La fermeture de la frontière a plongé les deux économies dans une crise dont les répercussions se font sentir bien au-delà de leurs territoires. Pour le Niger, enclavé et dépendant à 70 % du port de Cotonou pour ses importations, les conséquences sont dramatiques. Les coûts logistiques ont explosé, augmentant de 30 à 50 % en moins de trois ans. Les détours par le Nigeria ou le Togo allongeant les trajets et les frais, certains produits de première nécessité deviennent inaccessibles pour les populations.

L’oléoduc géant reliant les champs pétrolifères d’Agadem à Sèmè-Kpodji, en est une illustration frappante. Suspendu depuis 2023, son redémarrage est crucial : 90 000 barils par jour pourraient à nouveau s’écouler vers la mer, générant des revenus estimés à plusieurs millions de dollars. Une manne que ni Niamey ni Cotonou ne peuvent se permettre de perdre.

Côté béninois, la situation n’est pas plus enviable. Le port de Cotonou, autrefois hub régional, subit une congestion sans précédent. Les conteneurs s’accumulent, les droits de transit fondent, et certains secteurs comme le transport routier ou le commerce de gros enregistrent des pertes pouvant atteindre 60 % de leurs revenus. La redirection des flux vers le Nigeria menace même la position dominante du Bénin dans la sous-région.
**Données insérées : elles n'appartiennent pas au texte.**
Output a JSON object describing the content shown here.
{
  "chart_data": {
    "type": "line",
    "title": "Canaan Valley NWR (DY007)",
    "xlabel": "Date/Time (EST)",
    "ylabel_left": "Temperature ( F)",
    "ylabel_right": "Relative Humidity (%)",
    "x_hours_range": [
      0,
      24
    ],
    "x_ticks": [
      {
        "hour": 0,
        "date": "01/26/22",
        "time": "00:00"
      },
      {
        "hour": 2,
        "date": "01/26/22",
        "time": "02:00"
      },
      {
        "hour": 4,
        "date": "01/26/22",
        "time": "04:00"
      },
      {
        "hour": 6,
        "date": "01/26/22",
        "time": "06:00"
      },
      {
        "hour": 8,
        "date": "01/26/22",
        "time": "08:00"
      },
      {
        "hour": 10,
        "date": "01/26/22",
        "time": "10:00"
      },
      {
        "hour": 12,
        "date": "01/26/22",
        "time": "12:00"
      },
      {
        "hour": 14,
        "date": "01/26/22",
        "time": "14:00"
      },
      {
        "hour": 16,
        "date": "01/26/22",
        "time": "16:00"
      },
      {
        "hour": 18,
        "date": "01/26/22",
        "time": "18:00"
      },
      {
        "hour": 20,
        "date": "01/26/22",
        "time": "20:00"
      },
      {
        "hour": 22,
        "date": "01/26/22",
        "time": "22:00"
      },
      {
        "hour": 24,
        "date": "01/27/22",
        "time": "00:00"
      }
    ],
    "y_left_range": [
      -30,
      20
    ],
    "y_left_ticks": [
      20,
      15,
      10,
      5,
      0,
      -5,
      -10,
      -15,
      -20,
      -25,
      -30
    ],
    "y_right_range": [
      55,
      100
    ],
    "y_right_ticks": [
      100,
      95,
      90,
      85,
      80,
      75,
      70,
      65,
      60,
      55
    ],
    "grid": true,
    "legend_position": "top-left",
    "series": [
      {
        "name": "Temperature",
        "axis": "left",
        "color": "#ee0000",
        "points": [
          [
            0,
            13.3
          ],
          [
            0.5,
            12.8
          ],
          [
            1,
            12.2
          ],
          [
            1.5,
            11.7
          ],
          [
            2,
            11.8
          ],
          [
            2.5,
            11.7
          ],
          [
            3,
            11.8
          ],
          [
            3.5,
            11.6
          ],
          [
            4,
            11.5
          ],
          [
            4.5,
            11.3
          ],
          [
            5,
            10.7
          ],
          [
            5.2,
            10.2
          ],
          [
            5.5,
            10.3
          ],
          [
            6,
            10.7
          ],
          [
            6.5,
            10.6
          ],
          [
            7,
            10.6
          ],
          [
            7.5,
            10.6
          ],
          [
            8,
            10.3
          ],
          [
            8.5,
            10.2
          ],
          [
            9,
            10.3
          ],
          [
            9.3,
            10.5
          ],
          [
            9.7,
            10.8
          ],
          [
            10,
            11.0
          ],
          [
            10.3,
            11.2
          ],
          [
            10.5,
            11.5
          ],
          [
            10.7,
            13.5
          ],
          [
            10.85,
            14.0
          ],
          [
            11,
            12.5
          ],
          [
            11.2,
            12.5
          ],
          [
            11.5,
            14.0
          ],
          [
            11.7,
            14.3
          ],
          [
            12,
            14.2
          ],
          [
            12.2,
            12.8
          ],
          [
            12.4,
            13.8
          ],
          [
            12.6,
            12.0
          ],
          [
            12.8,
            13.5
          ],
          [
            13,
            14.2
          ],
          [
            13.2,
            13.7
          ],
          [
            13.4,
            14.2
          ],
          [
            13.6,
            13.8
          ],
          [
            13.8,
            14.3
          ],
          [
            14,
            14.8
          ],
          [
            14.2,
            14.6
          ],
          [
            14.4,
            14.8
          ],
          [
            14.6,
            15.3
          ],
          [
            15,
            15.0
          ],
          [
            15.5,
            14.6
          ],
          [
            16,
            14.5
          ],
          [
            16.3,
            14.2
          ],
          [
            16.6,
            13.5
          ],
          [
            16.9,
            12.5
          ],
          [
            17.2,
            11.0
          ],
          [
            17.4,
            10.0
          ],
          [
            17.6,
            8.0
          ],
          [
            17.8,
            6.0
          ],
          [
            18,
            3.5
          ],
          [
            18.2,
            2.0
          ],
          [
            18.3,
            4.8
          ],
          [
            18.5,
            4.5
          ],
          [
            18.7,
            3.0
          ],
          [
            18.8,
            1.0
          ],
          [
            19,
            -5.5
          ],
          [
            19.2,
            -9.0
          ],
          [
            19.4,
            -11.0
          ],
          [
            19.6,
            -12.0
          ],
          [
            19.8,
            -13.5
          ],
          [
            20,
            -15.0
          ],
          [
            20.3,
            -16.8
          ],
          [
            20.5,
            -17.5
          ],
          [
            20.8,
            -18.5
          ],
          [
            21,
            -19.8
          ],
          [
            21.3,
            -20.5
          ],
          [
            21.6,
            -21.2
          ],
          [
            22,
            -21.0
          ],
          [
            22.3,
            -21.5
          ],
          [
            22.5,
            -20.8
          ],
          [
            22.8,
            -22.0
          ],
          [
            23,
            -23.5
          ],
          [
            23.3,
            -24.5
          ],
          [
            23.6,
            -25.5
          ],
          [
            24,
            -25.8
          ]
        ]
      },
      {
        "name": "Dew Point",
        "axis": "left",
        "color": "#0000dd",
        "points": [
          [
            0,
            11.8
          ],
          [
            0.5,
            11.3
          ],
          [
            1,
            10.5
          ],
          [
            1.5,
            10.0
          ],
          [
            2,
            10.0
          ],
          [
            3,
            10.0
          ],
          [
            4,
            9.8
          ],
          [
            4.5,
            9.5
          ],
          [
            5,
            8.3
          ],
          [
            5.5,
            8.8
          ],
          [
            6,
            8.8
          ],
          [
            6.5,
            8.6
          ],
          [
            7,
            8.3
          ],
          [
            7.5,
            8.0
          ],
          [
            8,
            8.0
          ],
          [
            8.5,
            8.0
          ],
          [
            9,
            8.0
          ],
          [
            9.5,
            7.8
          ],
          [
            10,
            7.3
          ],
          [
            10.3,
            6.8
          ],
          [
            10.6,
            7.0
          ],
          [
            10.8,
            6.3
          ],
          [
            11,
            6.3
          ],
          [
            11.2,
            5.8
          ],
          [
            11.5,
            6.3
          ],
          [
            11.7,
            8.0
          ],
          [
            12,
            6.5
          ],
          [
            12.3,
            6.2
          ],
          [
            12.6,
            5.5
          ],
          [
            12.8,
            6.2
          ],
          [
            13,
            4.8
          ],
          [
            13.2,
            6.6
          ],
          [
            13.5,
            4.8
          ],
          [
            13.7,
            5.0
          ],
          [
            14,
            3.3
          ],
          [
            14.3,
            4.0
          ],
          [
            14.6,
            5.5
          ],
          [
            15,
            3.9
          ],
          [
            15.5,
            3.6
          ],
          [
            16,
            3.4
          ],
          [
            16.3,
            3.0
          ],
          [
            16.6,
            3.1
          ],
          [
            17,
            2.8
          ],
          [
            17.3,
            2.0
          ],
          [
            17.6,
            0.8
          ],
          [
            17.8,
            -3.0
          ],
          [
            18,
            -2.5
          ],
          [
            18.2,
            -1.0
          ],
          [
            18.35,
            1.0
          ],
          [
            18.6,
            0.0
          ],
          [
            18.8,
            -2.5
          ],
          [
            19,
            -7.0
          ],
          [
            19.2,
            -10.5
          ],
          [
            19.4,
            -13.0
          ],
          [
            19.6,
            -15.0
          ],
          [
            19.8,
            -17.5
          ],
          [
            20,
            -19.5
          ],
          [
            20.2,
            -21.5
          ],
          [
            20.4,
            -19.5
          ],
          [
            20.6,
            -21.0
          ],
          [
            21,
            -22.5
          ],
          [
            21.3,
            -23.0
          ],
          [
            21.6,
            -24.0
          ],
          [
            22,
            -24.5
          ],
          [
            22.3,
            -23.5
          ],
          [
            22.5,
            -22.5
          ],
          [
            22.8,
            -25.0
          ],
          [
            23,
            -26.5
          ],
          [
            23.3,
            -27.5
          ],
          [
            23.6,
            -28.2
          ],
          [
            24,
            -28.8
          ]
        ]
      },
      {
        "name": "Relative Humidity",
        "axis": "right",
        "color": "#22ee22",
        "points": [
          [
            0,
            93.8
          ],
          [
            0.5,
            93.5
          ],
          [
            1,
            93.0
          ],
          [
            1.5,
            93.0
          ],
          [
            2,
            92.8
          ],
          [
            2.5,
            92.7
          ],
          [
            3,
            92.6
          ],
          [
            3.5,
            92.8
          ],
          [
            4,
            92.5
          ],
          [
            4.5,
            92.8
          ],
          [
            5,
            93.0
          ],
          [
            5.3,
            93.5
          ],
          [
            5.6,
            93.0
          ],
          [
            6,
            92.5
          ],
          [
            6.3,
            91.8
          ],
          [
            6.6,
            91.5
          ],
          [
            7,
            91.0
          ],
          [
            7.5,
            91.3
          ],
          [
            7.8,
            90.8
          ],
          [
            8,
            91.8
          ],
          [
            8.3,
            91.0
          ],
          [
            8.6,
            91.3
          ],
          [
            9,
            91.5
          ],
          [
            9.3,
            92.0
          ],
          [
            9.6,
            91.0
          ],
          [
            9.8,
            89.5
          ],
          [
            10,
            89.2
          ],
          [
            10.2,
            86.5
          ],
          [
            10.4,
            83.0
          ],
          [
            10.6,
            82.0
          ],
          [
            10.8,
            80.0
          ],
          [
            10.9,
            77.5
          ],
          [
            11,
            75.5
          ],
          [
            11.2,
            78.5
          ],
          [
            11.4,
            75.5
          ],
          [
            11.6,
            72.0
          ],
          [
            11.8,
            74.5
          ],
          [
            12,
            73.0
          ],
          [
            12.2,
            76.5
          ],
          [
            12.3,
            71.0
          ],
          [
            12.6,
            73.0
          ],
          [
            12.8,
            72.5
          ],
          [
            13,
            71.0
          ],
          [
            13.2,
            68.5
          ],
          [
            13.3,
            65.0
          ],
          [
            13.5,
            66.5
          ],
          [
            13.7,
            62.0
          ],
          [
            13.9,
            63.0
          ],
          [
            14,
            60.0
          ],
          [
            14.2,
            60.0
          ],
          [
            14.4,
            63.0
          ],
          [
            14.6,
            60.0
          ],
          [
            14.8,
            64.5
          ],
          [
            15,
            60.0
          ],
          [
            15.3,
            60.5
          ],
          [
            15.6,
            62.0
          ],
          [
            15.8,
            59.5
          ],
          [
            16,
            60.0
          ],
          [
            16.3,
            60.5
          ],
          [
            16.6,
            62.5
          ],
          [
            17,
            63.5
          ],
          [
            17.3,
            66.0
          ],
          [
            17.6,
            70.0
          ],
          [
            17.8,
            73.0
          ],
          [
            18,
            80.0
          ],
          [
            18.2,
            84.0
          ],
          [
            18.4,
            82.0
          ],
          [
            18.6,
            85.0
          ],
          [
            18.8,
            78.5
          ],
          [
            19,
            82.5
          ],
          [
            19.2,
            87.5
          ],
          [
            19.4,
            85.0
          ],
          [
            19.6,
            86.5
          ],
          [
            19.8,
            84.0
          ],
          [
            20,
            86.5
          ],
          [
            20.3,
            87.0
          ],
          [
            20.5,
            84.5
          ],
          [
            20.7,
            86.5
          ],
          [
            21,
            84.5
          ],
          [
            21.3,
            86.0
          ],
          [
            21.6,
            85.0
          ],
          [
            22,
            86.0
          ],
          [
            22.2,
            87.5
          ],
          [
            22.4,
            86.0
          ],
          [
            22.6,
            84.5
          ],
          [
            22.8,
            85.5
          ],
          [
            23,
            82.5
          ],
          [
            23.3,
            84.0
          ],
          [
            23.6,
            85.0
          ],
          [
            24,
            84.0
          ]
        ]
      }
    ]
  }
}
Des populations en première ligne

Les répercussions humaines de cette crise sont tout aussi préoccupantes. À Malanville et Gaya, villes frontalières des deux pays, les commerçants voient leurs revenus s’effondrer. Les marchés, autrefois animés, se vident, et les boutiques ferment les unes après les autres. Les prix des denrées de base flambent, tandis que les coûts de transport explosent, isolant certaines communautés.
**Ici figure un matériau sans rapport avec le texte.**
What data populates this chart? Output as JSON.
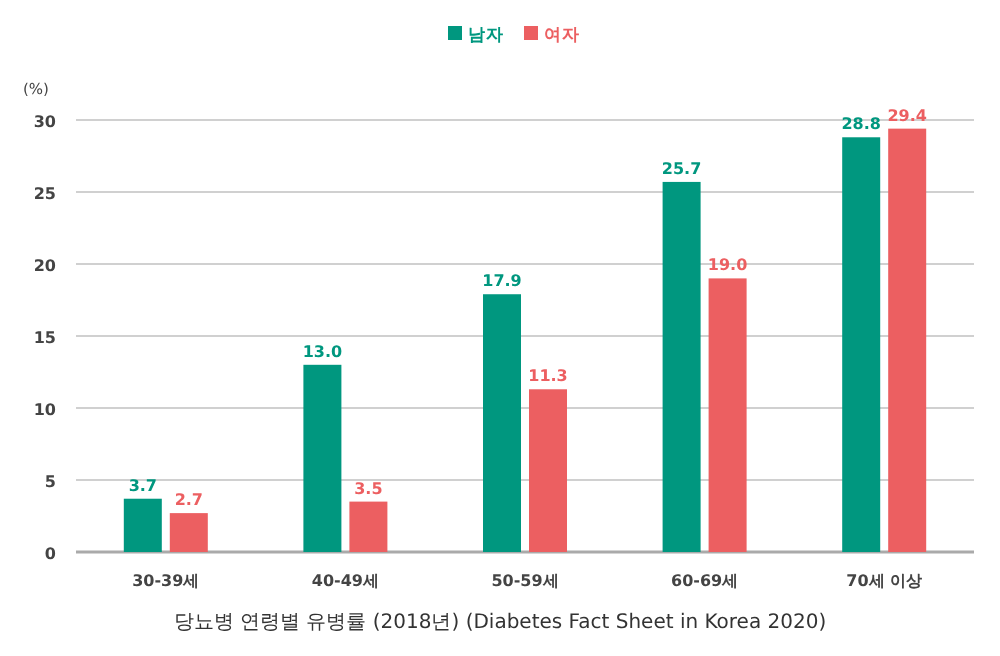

Les traversées en pirogue, plus risquées que les passages terrestres, deviennent la seule alternative pour traverser le fleuve Niger. Les familles se retrouvent séparées, et les plus vulnérables basculent dans la précarité. Une situation qui favorise l’émergence de réseaux illégaux, de rackets et de contrebande, aggravant l’insécurité dans la zone.

Un dialogue relancé par la raison économique

Malgré les tensions politiques, les deux pays ont choisi de renouer le dialogue sous l’impulsion du président béninois Romuald Wadagni. Dès son arrivée au pouvoir, il s’est rendu à Niamey pour relancer les discussions, aboutissant à la création rapide du comité d’experts. Une décision saluée par Régis Hounkpè, qui y voit un signe encourageant : « Les présidents Wadagni et Tiani font de la géopolitique pragmatique. Ils n’ont pas le choix : leur survie économique et sécuritaire dépend de leur capacité à coopérer. »
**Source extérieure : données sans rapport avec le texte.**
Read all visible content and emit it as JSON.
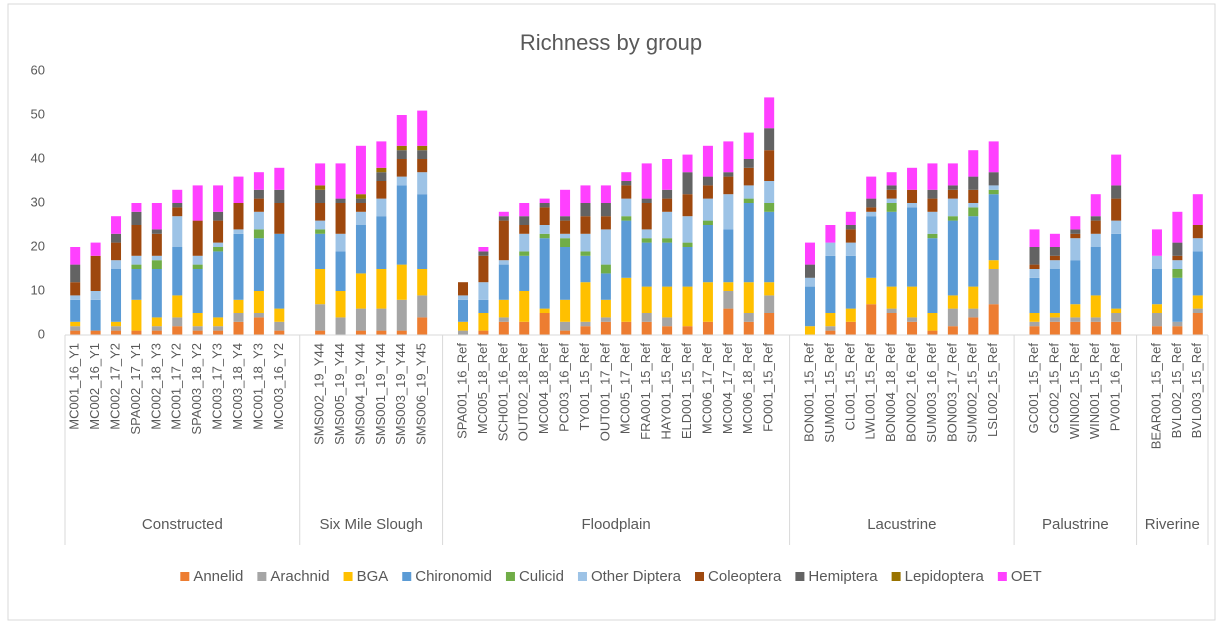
{
  "chart_data": {
    "type": "stacked_bar",
    "title": "Richness by group",
    "categories": [
      "MC001_16_Y1",
      "MC002_16_Y1",
      "MC002_17_Y2",
      "SPA002_17_Y1",
      "MC002_18_Y3",
      "MC001_17_Y2",
      "SPA003_18_Y2",
      "MC003_17_Y3",
      "MC003_18_Y4",
      "MC001_18_Y3",
      "MC003_16_Y2",
      null,
      "SMS002_19_Y44",
      "SMS005_19_Y44",
      "SMS004_19_Y44",
      "SMS001_19_Y44",
      "SMS003_19_Y44",
      "SMS006_19_Y45",
      null,
      "SPA001_16_Ref",
      "MC005_18_Ref",
      "SCH001_16_Ref",
      "OUT002_18_Ref",
      "MC004_18_Ref",
      "PC003_16_Ref",
      "TY001_15_Ref",
      "OUT001_17_Ref",
      "MC005_17_Ref",
      "FRA001_15_Ref",
      "HAY001_15_Ref",
      "ELD001_15_Ref",
      "MC006_17_Ref",
      "MC004_17_Ref",
      "MC006_18_Ref",
      "FO001_15_Ref",
      null,
      "BON001_15_Ref",
      "SUM001_15_Ref",
      "CL001_15_Ref",
      "LWL001_15_Ref",
      "BON004_18_Ref",
      "BON002_16_Ref",
      "SUM003_16_Ref",
      "BON003_17_Ref",
      "SUM002_15_Ref",
      "LSL002_15_Ref",
      null,
      "GC001_15_Ref",
      "GC002_15_Ref",
      "WIN002_15_Ref",
      "WIN001_15_Ref",
      "PV001_16_Ref",
      null,
      "BEAR001_15_Ref",
      "BVL002_15_Ref",
      "BVL003_15_Ref"
    ],
    "groups": [
      "Constructed",
      "Six Mile Slough",
      "Floodplain",
      "Lacustrine",
      "Palustrine",
      "Riverine"
    ],
    "series": [
      {
        "name": "Annelid",
        "color": "#ed7d31",
        "values": [
          1,
          1,
          1,
          1,
          1,
          2,
          1,
          1,
          3,
          4,
          1,
          null,
          1,
          0,
          1,
          1,
          1,
          4,
          null,
          0,
          1,
          3,
          3,
          5,
          1,
          2,
          3,
          3,
          3,
          2,
          2,
          3,
          6,
          3,
          5,
          null,
          0,
          1,
          3,
          7,
          5,
          3,
          1,
          2,
          4,
          7,
          null,
          2,
          3,
          3,
          3,
          3,
          null,
          2,
          2,
          5
        ]
      },
      {
        "name": "Arachnid",
        "color": "#a5a5a5",
        "values": [
          1,
          0,
          1,
          0,
          1,
          2,
          1,
          1,
          2,
          1,
          2,
          null,
          6,
          4,
          5,
          5,
          7,
          5,
          null,
          1,
          0,
          1,
          0,
          0,
          2,
          1,
          1,
          0,
          2,
          2,
          0,
          0,
          4,
          2,
          4,
          null,
          0,
          1,
          0,
          0,
          1,
          1,
          0,
          4,
          2,
          8,
          null,
          1,
          1,
          1,
          1,
          2,
          null,
          3,
          1,
          1
        ]
      },
      {
        "name": "BGA",
        "color": "#ffc000",
        "values": [
          1,
          0,
          1,
          7,
          2,
          5,
          3,
          2,
          3,
          5,
          3,
          null,
          8,
          6,
          8,
          9,
          8,
          6,
          null,
          2,
          4,
          4,
          7,
          1,
          5,
          9,
          4,
          10,
          6,
          7,
          9,
          9,
          2,
          7,
          3,
          null,
          2,
          3,
          3,
          6,
          5,
          7,
          4,
          3,
          5,
          2,
          null,
          2,
          1,
          3,
          5,
          1,
          null,
          2,
          0,
          3
        ]
      },
      {
        "name": "Chironomid",
        "color": "#5b9bd5",
        "values": [
          5,
          7,
          12,
          7,
          11,
          11,
          10,
          15,
          15,
          12,
          17,
          null,
          8,
          9,
          11,
          12,
          18,
          17,
          null,
          5,
          3,
          8,
          8,
          16,
          12,
          6,
          6,
          13,
          10,
          10,
          9,
          13,
          12,
          18,
          16,
          null,
          9,
          13,
          12,
          14,
          17,
          18,
          17,
          17,
          16,
          15,
          null,
          8,
          10,
          10,
          11,
          17,
          null,
          8,
          10,
          10
        ]
      },
      {
        "name": "Culicid",
        "color": "#70ad47",
        "values": [
          0,
          0,
          0,
          1,
          2,
          0,
          1,
          1,
          0,
          2,
          0,
          null,
          1,
          0,
          0,
          0,
          0,
          0,
          null,
          0,
          0,
          0,
          1,
          1,
          2,
          1,
          2,
          1,
          1,
          1,
          1,
          1,
          0,
          1,
          2,
          null,
          0,
          0,
          0,
          0,
          2,
          0,
          1,
          1,
          2,
          1,
          null,
          0,
          0,
          0,
          0,
          0,
          null,
          0,
          2,
          0
        ]
      },
      {
        "name": "Other Diptera",
        "color": "#9dc3e6",
        "values": [
          1,
          2,
          2,
          2,
          1,
          7,
          2,
          1,
          1,
          4,
          0,
          null,
          2,
          4,
          3,
          4,
          2,
          5,
          null,
          1,
          4,
          1,
          4,
          2,
          1,
          4,
          8,
          4,
          2,
          6,
          6,
          5,
          8,
          3,
          5,
          null,
          2,
          3,
          3,
          1,
          1,
          1,
          5,
          4,
          1,
          1,
          null,
          2,
          2,
          5,
          3,
          3,
          null,
          3,
          2,
          3
        ]
      },
      {
        "name": "Coleoptera",
        "color": "#9e480e",
        "values": [
          3,
          8,
          4,
          7,
          5,
          2,
          8,
          5,
          6,
          3,
          7,
          null,
          4,
          7,
          2,
          4,
          4,
          3,
          null,
          3,
          6,
          9,
          2,
          4,
          3,
          4,
          3,
          3,
          6,
          3,
          5,
          3,
          4,
          4,
          7,
          null,
          0,
          0,
          3,
          1,
          2,
          3,
          3,
          2,
          3,
          0,
          null,
          1,
          1,
          1,
          3,
          5,
          null,
          0,
          1,
          3
        ]
      },
      {
        "name": "Hemiptera",
        "color": "#636363",
        "values": [
          4,
          0,
          2,
          3,
          1,
          1,
          0,
          2,
          0,
          2,
          3,
          null,
          3,
          1,
          1,
          2,
          2,
          2,
          null,
          0,
          1,
          1,
          2,
          1,
          1,
          3,
          3,
          1,
          1,
          2,
          5,
          2,
          1,
          2,
          5,
          null,
          3,
          0,
          1,
          2,
          1,
          0,
          2,
          1,
          3,
          3,
          null,
          4,
          2,
          1,
          1,
          3,
          null,
          0,
          3,
          0
        ]
      },
      {
        "name": "Lepidoptera",
        "color": "#997300",
        "values": [
          0,
          0,
          0,
          0,
          0,
          0,
          0,
          0,
          0,
          0,
          0,
          null,
          1,
          0,
          1,
          1,
          1,
          1,
          null,
          0,
          0,
          0,
          0,
          0,
          0,
          0,
          0,
          0,
          0,
          0,
          0,
          0,
          0,
          0,
          0,
          null,
          0,
          0,
          0,
          0,
          0,
          0,
          0,
          0,
          0,
          0,
          null,
          0,
          0,
          0,
          0,
          0,
          null,
          0,
          0,
          0
        ]
      },
      {
        "name": "OET",
        "color": "#ff40ff",
        "values": [
          4,
          3,
          4,
          2,
          6,
          3,
          8,
          6,
          6,
          4,
          5,
          null,
          5,
          8,
          11,
          6,
          7,
          8,
          null,
          0,
          1,
          1,
          3,
          1,
          6,
          4,
          4,
          2,
          8,
          7,
          4,
          7,
          7,
          6,
          7,
          null,
          5,
          4,
          3,
          5,
          3,
          5,
          6,
          5,
          6,
          7,
          null,
          4,
          3,
          3,
          5,
          7,
          null,
          6,
          7,
          7
        ]
      }
    ],
    "ylim": [
      0,
      60
    ],
    "yticks": [
      0,
      10,
      20,
      30,
      40,
      50,
      60
    ],
    "grid": false,
    "legend": "bottom"
  }
}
L’expert se dit confiant dans une issue positive, estimant que les deux chefs d’État pourraient valider une réouverture progressive de la frontière. Une première étape permettrait de rétablir le flux de certaines marchandises prioritaires, sous haute surveillance. Si les négociations aboutissent, cette réconciliation pourrait même inspirer d’autres pays de la AES ou de la Cédéao, comme en témoigne le récent rapprochement entre le Mali et la Côte d’Ivoire.

Une chose est sûre : après trois ans de fermeture, le temps presse. Les économies des deux pays, comme celles de leurs voisins sahéliens, ne peuvent plus se permettre cette hémorragie silencieuse.